Friday, July 21, 2006

Very quickly, for I must eat

Here's a very good post by Lawrence Pintak, the director of the Adham Center for Electronic Journalism at The American University in Cairo and a former CBS Middle East correspondent, which far more artfully describes the American media's incompetence in covering the Middle East that I've been talking about.

Hype abounded. "This could be World War Three!" more than one reporter was heard to say. The same dramatic images were endlessly repeated, as if on a loop. Rumor was elevated to fact -- and the networks seemed proud of it. One CNN promo showed an unedited sequence in which a nameless photographer told Anderson Cooper, in northern Israel, that there was a rumor of rockets on the way. Cooper then turned to the camera and authoritatively reported, "The police say more rockets are coming."
...

There was little effort to identify the politics of many of the pseudo-experts who were trotted into the studios. Right-wing Lebanese Christians and representatives of Israeli-backed think tanks -- both with axes to grind -- were offered up as independent analysts. Anchors and reporters, meanwhile, frequently wore their politics on their sleeve. When an American woman trapped in southern Lebanon decried Washington's failure to stop what she said was Israel's brutal killing of civilians, CNN anchor Tony Harris snapped back, "That's not the view over here," and cut her off, saying he didn't have time to debate the issue.

...

NBC anchor Brian Williams made much of the fact that when he went on a helicopter flight with an Israeli officer to take a look at the fighting, "We got closer than we intended." Turns out that some shells landed in the distance. War is Hell, Brian.

Even more troubling was the fact that the Williams segment, along with reports by several other NBC correspondents, ran on Scarborough Country, an overtly politicized talk show, further blurring the line between news and opinion and muddying the waters of cable journalism.

Amid segments from such stalwart NBC correspondents as Martin Fletcher, there was Scarborough describing Hezbollah as an "Iran-backed terror group" and throwing former Israeli Prime Minister Ehud Barak softballs like, "Why is it the more Israel is willing to give up to the Palestinians, the more your country comes under attack?" Meanwhile, conservative iconoclast Tucker Carlson, sans bowtie, has been out there "reporting" from the Israeli border, asking real NBC correspondents such leading questions as, "Do we have any idea whether this city was targeted by Hezbollah because of its Christian population?" (This isn't just about "good" Christians and "bad" Muslims, Tucker.)

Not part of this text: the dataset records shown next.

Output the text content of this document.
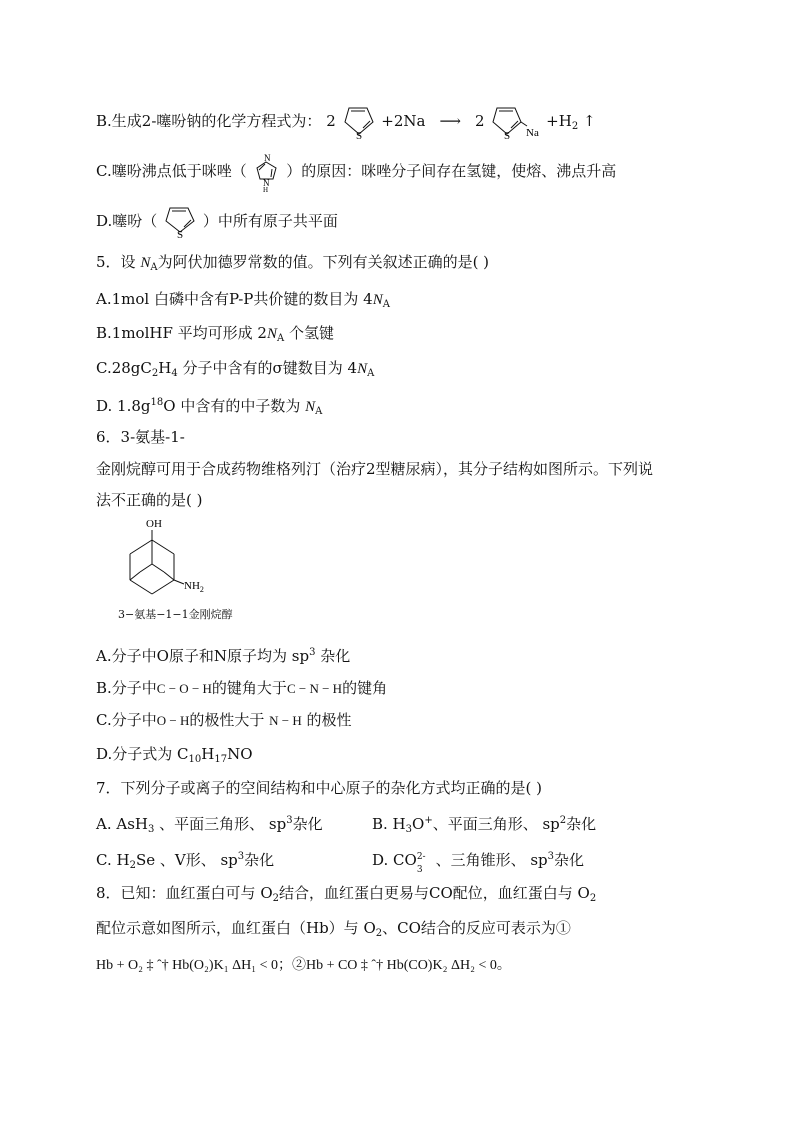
B.生成2-噻吩钠的化学方程式为： 2
S
+2Na ⟶ 2
S Na
$+H_2$ ↑
C.噻吩沸点低于咪唑（
N
N
H
）的原因：咪唑分子间存在氢键，使熔、沸点升高
D.噻吩（
S
）中所有原子共平面
5．设 $N_A$为阿伏加德罗常数的值。下列有关叙述正确的是( )
A.1mol 白磷中含有P-P共价键的数目为 $4N_A$
B.1molHF 平均可形成 $2N_A$ 个氢键
$C.28gC_2H_4$ 分子中含有的σ键数目为 $4N_A$
D. $1.8g^{18}O$ 中含有的中子数为 $N_A$
6．3-氨基-1-
金刚烷醇可用于合成药物维格列汀（治疗2型糖尿病），其分子结构如图所示。下列说
法不正确的是( )
OH
$NH_2$
3−氨基−1−1金刚烷醇
A.分子中O原子和N原子均为 $sp^3$ 杂化
B.分子中C − O − H的键角大于C − N − H的键角
C.分子中O − H的极性大于 N − H 的极性
D.分子式为 $C_{10}H_{17}NO$
7．下列分子或离子的空间结构和中心原子的杂化方式均正确的是( )
A. AsH$_3$ 、平面三角形、 $sp^3$杂化	B. $H_3O^+$、平面三角形、 $sp^2$杂化
C. $H_2Se$ 、V形、 $sp^3$杂化	D. CO 2-
3
、三角锥形、 $sp^3$杂化
8．已知：血红蛋白可与 $O_2$结合，血红蛋白更易与CO配位，血红蛋白与 $O_2$
配位示意如图所示，血红蛋白（Hb）与 $O_2$、CO结合的反应可表示为①
Hb + O₂ ‡ ˆ† Hb(O₂)K₁ ΔH₁ < 0；②Hb + CO ‡ ˆ† Hb(CO)K₂ ΔH₂ < 0。
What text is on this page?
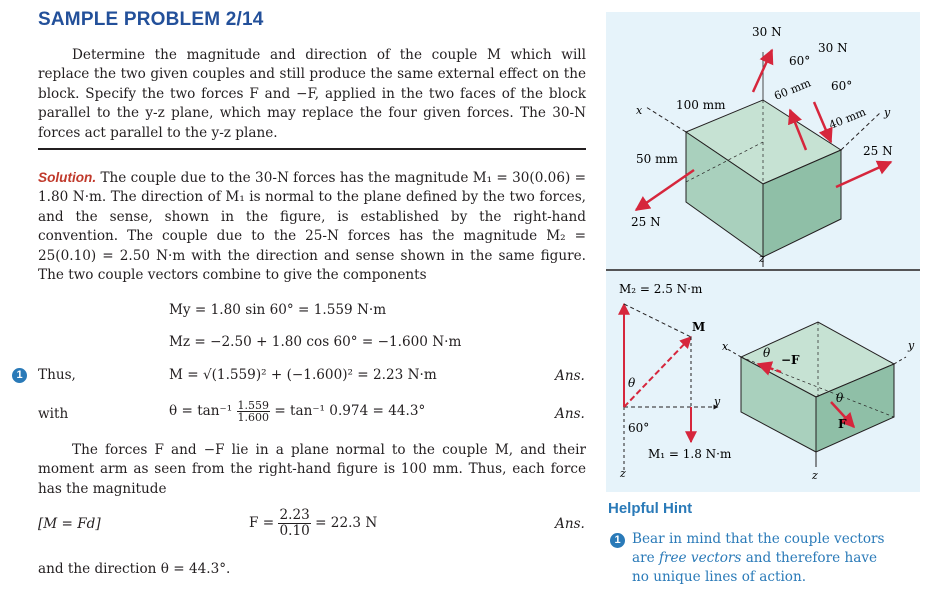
SAMPLE PROBLEM 2/14
Determine the magnitude and direction of the couple M which will replace the two given couples and still produce the same external effect on the block. Specify the two forces F and −F, applied in the two faces of the block parallel to the y-z plane, which may replace the four given forces. The 30-N forces act parallel to the y-z plane.
Solution. The couple due to the 30-N forces has the magnitude M₁ = 30(0.06) = 1.80 N·m. The direction of M₁ is normal to the plane defined by the two forces, and the sense, shown in the figure, is established by the right-hand convention. The couple due to the 25-N forces has the magnitude M₂ = 25(0.10) = 2.50 N·m with the direction and sense shown in the same figure. The two couple vectors combine to give the components
My = 1.80 sin 60° = 1.559 N·m
Mz = −2.50 + 1.80 cos 60° = −1.600 N·m
1	Thus,	M = √(1.559)² + (−1.600)² = 2.23 N·m	Ans.
with	$\theta = \tan^{-1} \frac{1.559}{1.600} = \tan^{-1}$ 0.974 = 44.3°	Ans.
The forces F and −F lie in a plane normal to the couple M, and their moment arm as seen from the right-hand figure is 100 mm. Thus, each force has the magnitude
[M = Fd]	$F = \frac{2.23}{0.10} = 22.3$ N	Ans.
and the direction θ = 44.3°.
30 N
30 N
60°
60°
60 mm
100 mm
40 mm
50 mm
25 N
25 N
x	y
z
M₂ = 2.5 N·m
M
θ
60°
y
z
M₁ = 1.8 N·m
x	y
z
θ −F
θ
F
Helpful Hint
1 Bear in mind that the couple vectors are free vectors and therefore have no unique lines of action.
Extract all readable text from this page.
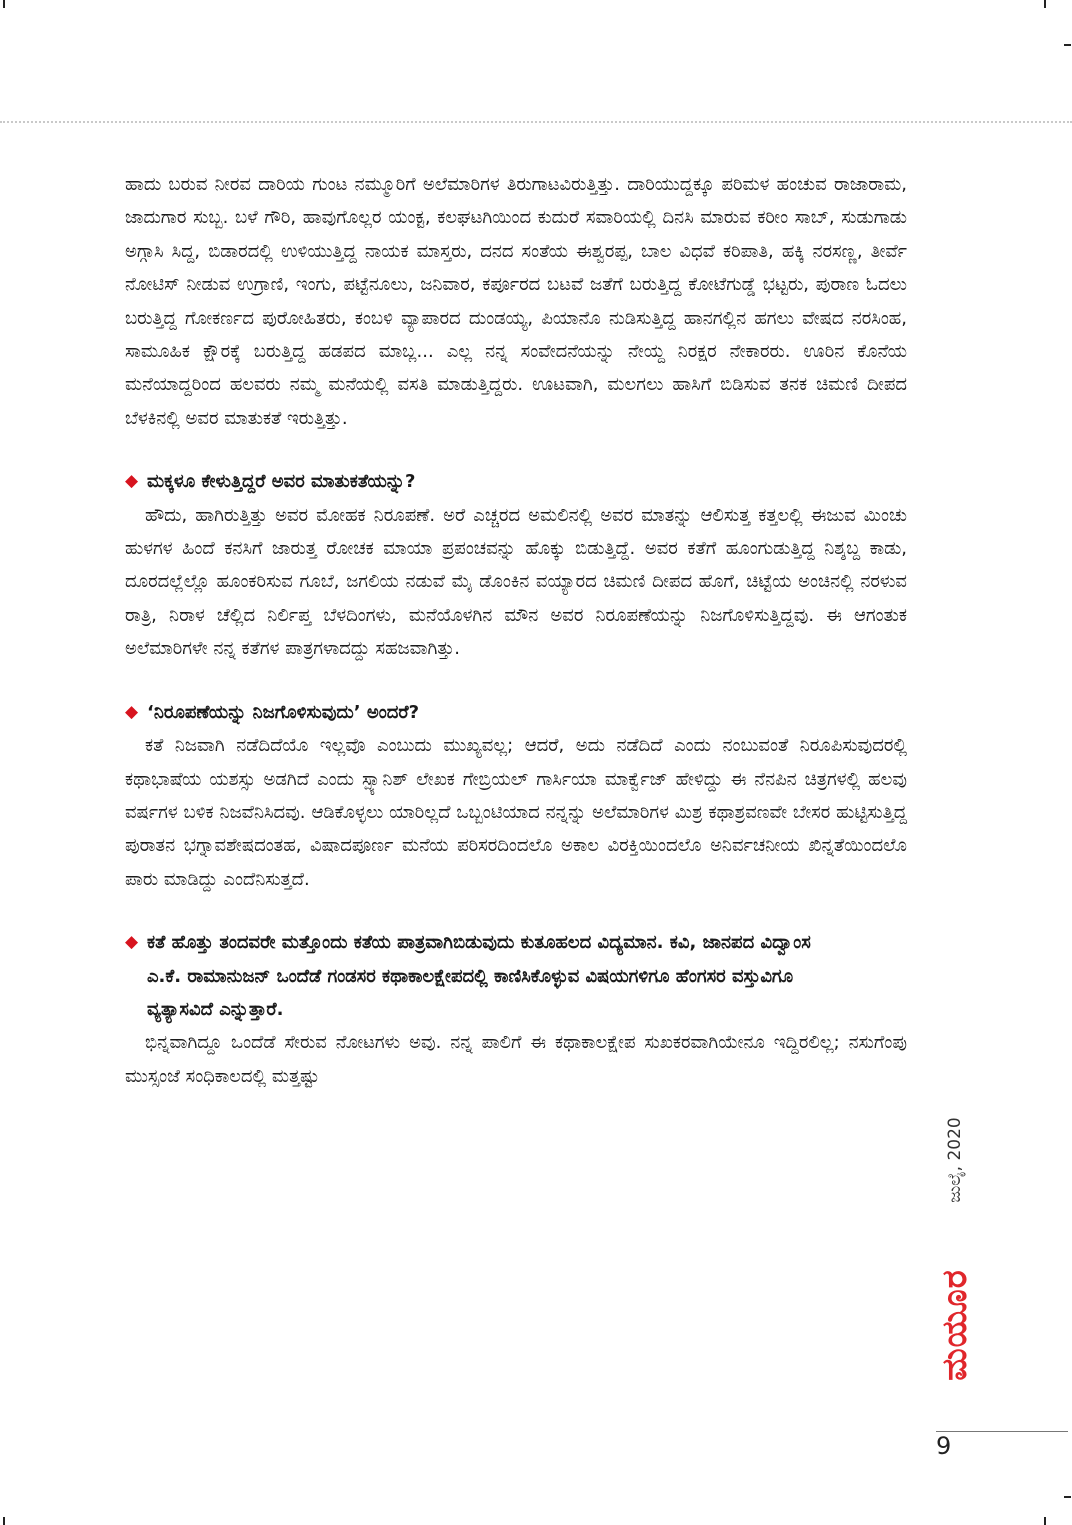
ಹಾದು ಬರುವ ನೀರವ ದಾರಿಯ ಗುಂಟ ನಮ್ಮೂರಿಗೆ ಅಲೆಮಾರಿಗಳ ತಿರುಗಾಟವಿರುತ್ತಿತ್ತು. ದಾರಿಯುದ್ದಕ್ಕೂ ಪರಿಮಳ ಹಂಚುವ ರಾಜಾರಾಮ, ಜಾದುಗಾರ ಸುಬ್ಬ. ಬಳೆ ಗೌರಿ, ಹಾವುಗೊಲ್ಲರ ಯಂಕ್ಟ, ಕಲಘಟಗಿಯಿಂದ ಕುದುರೆ ಸವಾರಿಯಲ್ಲಿ ದಿನಸಿ ಮಾರುವ ಕರೀಂ ಸಾಬ್, ಸುಡುಗಾಡು ಅಗ್ಗಾಸಿ ಸಿದ್ದ, ಬಿಡಾರದಲ್ಲಿ ಉಳಿಯುತ್ತಿದ್ದ ನಾಯಕ ಮಾಸ್ತರು, ದನದ ಸಂತೆಯ ಈಶ್ವರಪ್ಪ, ಬಾಲ ವಿಧವೆ ಕರಿಪಾತಿ, ಹಕ್ಕಿ ನರಸಣ್ಣ, ತೀರ್ವೆ ನೋಟಿಸ್ ನೀಡುವ ಉಗ್ರಾಣಿ, ಇಂಗು, ಪಟ್ಟೆನೂಲು, ಜನಿವಾರ, ಕರ್ಪೂರದ ಬಟವೆ ಜತೆಗೆ ಬರುತ್ತಿದ್ದ ಕೋಟೆಗುಡ್ಡೆ ಭಟ್ಟರು, ಪುರಾಣ ಓದಲು ಬರುತ್ತಿದ್ದ ಗೋಕರ್ಣದ ಪುರೋಹಿತರು, ಕಂಬಳಿ ವ್ಯಾಪಾರದ ದುಂಡಯ್ಯ, ಪಿಯಾನೊ ನುಡಿಸುತ್ತಿದ್ದ ಹಾನಗಲ್ಲಿನ ಹಗಲು ವೇಷದ ನರಸಿಂಹ, ಸಾಮೂಹಿಕ ಕ್ಷೌರಕ್ಕೆ ಬರುತ್ತಿದ್ದ ಹಡಪದ ಮಾಬ್ಲ... ಎಲ್ಲ ನನ್ನ ಸಂವೇದನೆಯನ್ನು ನೇಯ್ದ ನಿರಕ್ಷರ ನೇಕಾರರು. ಊರಿನ ಕೊನೆಯ ಮನೆಯಾದ್ದರಿಂದ ಹಲವರು ನಮ್ಮ ಮನೆಯಲ್ಲಿ ವಸತಿ ಮಾಡುತ್ತಿದ್ದರು. ಊಟವಾಗಿ, ಮಲಗಲು ಹಾಸಿಗೆ ಬಿಡಿಸುವ ತನಕ ಚಿಮಣಿ ದೀಪದ ಬೆಳಕಿನಲ್ಲಿ ಅವರ ಮಾತುಕತೆ ಇರುತ್ತಿತ್ತು.

◆ ಮಕ್ಕಳೂ ಕೇಳುತ್ತಿದ್ದರೆ ಅವರ ಮಾತುಕತೆಯನ್ನು?

ಹೌದು, ಹಾಗಿರುತ್ತಿತ್ತು ಅವರ ಮೋಹಕ ನಿರೂಪಣೆ. ಅರೆ ಎಚ್ಚರದ ಅಮಲಿನಲ್ಲಿ ಅವರ ಮಾತನ್ನು ಆಲಿಸುತ್ತ ಕತ್ತಲಲ್ಲಿ ಈಜುವ ಮಿಂಚು ಹುಳಗಳ ಹಿಂದೆ ಕನಸಿಗೆ ಜಾರುತ್ತ ರೋಚಕ ಮಾಯಾ ಪ್ರಪಂಚವನ್ನು ಹೊಕ್ಕು ಬಿಡುತ್ತಿದ್ದೆ. ಅವರ ಕತೆಗೆ ಹೂಂಗುಡುತ್ತಿದ್ದ ನಿಶ್ಶಬ್ದ ಕಾಡು, ದೂರದಲ್ಲೆಲ್ಲೊ ಹೂಂಕರಿಸುವ ಗೂಬೆ, ಜಗಲಿಯ ನಡುವೆ ಮೈ ಡೊಂಕಿನ ವಯ್ಯಾರದ ಚಿಮಣಿ ದೀಪದ ಹೊಗೆ, ಚಿಟ್ಟೆಯ ಅಂಚಿನಲ್ಲಿ ನರಳುವ ರಾತ್ರಿ, ನಿರಾಳ ಚೆಲ್ಲಿದ ನಿರ್ಲಿಪ್ತ ಬೆಳದಿಂಗಳು, ಮನೆಯೊಳಗಿನ ಮೌನ ಅವರ ನಿರೂಪಣೆಯನ್ನು ನಿಜಗೊಳಿಸುತ್ತಿದ್ದವು. ಈ ಆಗಂತುಕ ಅಲೆಮಾರಿಗಳೇ ನನ್ನ ಕತೆಗಳ ಪಾತ್ರಗಳಾದದ್ದು ಸಹಜವಾಗಿತ್ತು.

◆ ‘ನಿರೂಪಣೆಯನ್ನು ನಿಜಗೊಳಿಸುವುದು’ ಅಂದರೆ?

ಕತೆ ನಿಜವಾಗಿ ನಡೆದಿದೆಯೊ ಇಲ್ಲವೊ ಎಂಬುದು ಮುಖ್ಯವಲ್ಲ; ಆದರೆ, ಅದು ನಡೆದಿದೆ ಎಂದು ನಂಬುವಂತೆ ನಿರೂಪಿಸುವುದರಲ್ಲಿ ಕಥಾಭಾಷೆಯ ಯಶಸ್ಸು ಅಡಗಿದೆ ಎಂದು ಸ್ಪ್ಯಾನಿಶ್ ಲೇಖಕ ಗೇಬ್ರಿಯಲ್ ಗಾರ್ಸಿಯಾ ಮಾರ್ಕ್ವೆಜ್ ಹೇಳಿದ್ದು ಈ ನೆನಪಿನ ಚಿತ್ರಗಳಲ್ಲಿ ಹಲವು ವರ್ಷಗಳ ಬಳಿಕ ನಿಜವೆನಿಸಿದವು. ಆಡಿಕೊಳ್ಳಲು ಯಾರಿಲ್ಲದೆ ಒಬ್ಬಂಟಿಯಾದ ನನ್ನನ್ನು ಅಲೆಮಾರಿಗಳ ಮಿಶ್ರ ಕಥಾಶ್ರವಣವೇ ಬೇಸರ ಹುಟ್ಟಿಸುತ್ತಿದ್ದ ಪುರಾತನ ಭಗ್ನಾವಶೇಷದಂತಹ, ವಿಷಾದಪೂರ್ಣ ಮನೆಯ ಪರಿಸರದಿಂದಲೊ ಅಕಾಲ ವಿರಕ್ತಿಯಿಂದಲೊ ಅನಿರ್ವಚನೀಯ ಖಿನ್ನತೆಯಿಂದಲೊ ಪಾರು ಮಾಡಿದ್ದು ಎಂದೆನಿಸುತ್ತದೆ.

◆ ಕತೆ ಹೊತ್ತು ತಂದವರೇ ಮತ್ತೊಂದು ಕತೆಯ ಪಾತ್ರವಾಗಿಬಿಡುವುದು ಕುತೂಹಲದ ವಿದ್ಯಮಾನ. ಕವಿ, ಜಾನಪದ ವಿದ್ವಾಂಸ ಎ.ಕೆ. ರಾಮಾನುಜನ್ ಒಂದೆಡೆ ಗಂಡಸರ ಕಥಾಕಾಲಕ್ಷೇಪದಲ್ಲಿ ಕಾಣಿಸಿಕೊಳ್ಳುವ ವಿಷಯಗಳಿಗೂ ಹೆಂಗಸರ ವಸ್ತುವಿಗೂ ವ್ಯತ್ಯಾಸವಿದೆ ಎನ್ನುತ್ತಾರೆ.

ಭಿನ್ನವಾಗಿದ್ದೂ ಒಂದೆಡೆ ಸೇರುವ ನೋಟಗಳು ಅವು. ನನ್ನ ಪಾಲಿಗೆ ಈ ಕಥಾಕಾಲಕ್ಷೇಪ ಸುಖಕರವಾಗಿಯೇನೂ ಇದ್ದಿರಲಿಲ್ಲ; ನಸುಗೆಂಪು ಮುಸ್ಸಂಜೆ ಸಂಧಿಕಾಲದಲ್ಲಿ ಮತ್ತಷ್ಟು

ಜುಲೈ, 2020
ಮಯೂರ
9
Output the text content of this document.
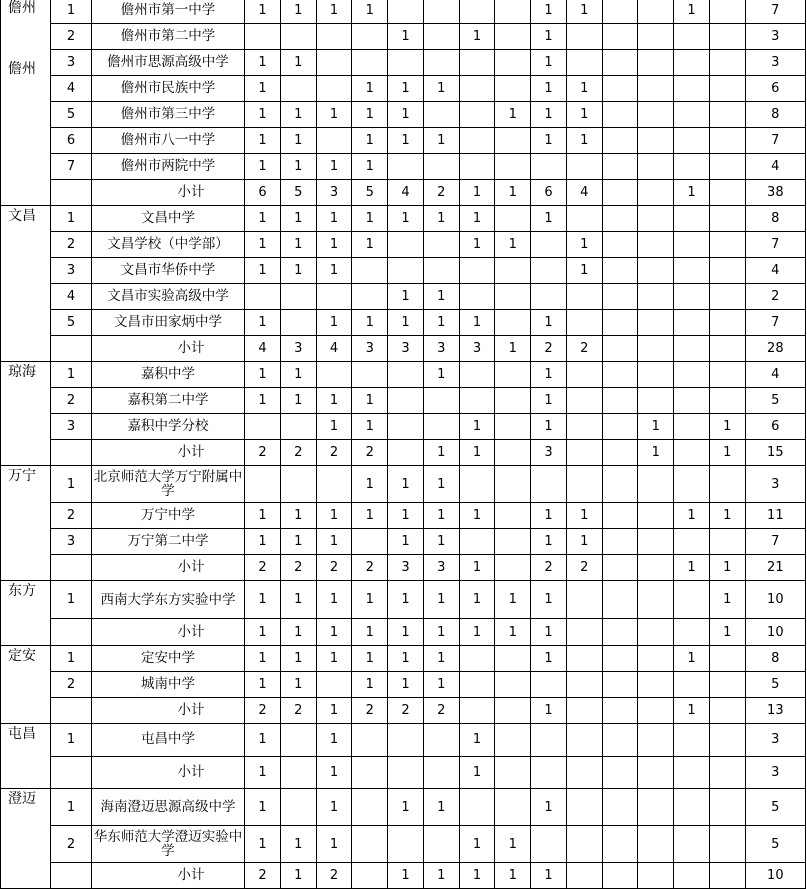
儋州
儋州	1	儋州市第一中学	1	1	1	1					1	1			1		7
	2	儋州市第二中学					1		1		1						3
	3	儋州市思源高级中学	1	1							1						3
	4	儋州市民族中学	1			1	1	1			1	1					6
	5	儋州市第三中学	1	1	1	1	1			1	1	1					8
	6	儋州市八一中学	1	1		1	1	1			1	1					7
	7	儋州市两院中学	1	1	1	1											4
		小计	6	5	3	5	4	2	1	1	6	4			1		38

文昌	1	文昌中学	1	1	1	1	1	1	1		1						8
	2	文昌学校（中学部）	1	1	1	1			1	1		1					7
	3	文昌市华侨中学	1	1	1							1					4
	4	文昌市实验高级中学					1	1									2
	5	文昌市田家炳中学	1		1	1	1	1	1		1						7
		小计	4	3	4	3	3	3	3	1	2	2					28

琼海	1	嘉积中学	1	1				1			1						4
	2	嘉积第二中学	1	1	1	1					1						5
	3	嘉积中学分校			1	1			1		1			1		1	6
		小计	2	2	2	2		1	1		3			1		1	15

万宁	1	北京师范大学万宁附属中学				1	1	1									3
	2	万宁中学	1	1	1	1	1	1	1		1	1			1	1	11
	3	万宁第二中学	1	1	1		1	1			1	1					7
		小计	2	2	2	2	3	3	1		2	2			1	1	21

东方	1	西南大学东方实验中学	1	1	1	1	1	1	1	1	1					1	10
		小计	1	1	1	1	1	1	1	1	1					1	10

定安	1	定安中学	1	1	1	1	1	1			1				1		8
	2	城南中学	1	1		1	1	1									5
		小计	2	2	1	2	2	2			1				1		13

屯昌	1	屯昌中学	1		1				1								3
		小计	1		1				1								3

澄迈	1	海南澄迈思源高级中学	1		1		1	1			1						5
	2	华东师范大学澄迈实验中学	1	1	1				1	1							5
		小计	2	1	2		1	1	1	1	1						10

I'm about to burst into tears.

1 comments :

  1. Alfred Soto said...

    Gingrich barks and all the dogs in the pound bark back. He's been shopping his delightful World War III line since he first astounded a no-bullshit Joe Biden on "Meet the Press."

    Martin Fletcher's reporting for NBC, on the other hand, has been excellent. His segment about a Lebanese family realizing that the atomized corpse outside their door was their father (they figured it out when his wife heard his cellphone ringing by the body) moved me to tears in a way that no other network telecast has since Katrina.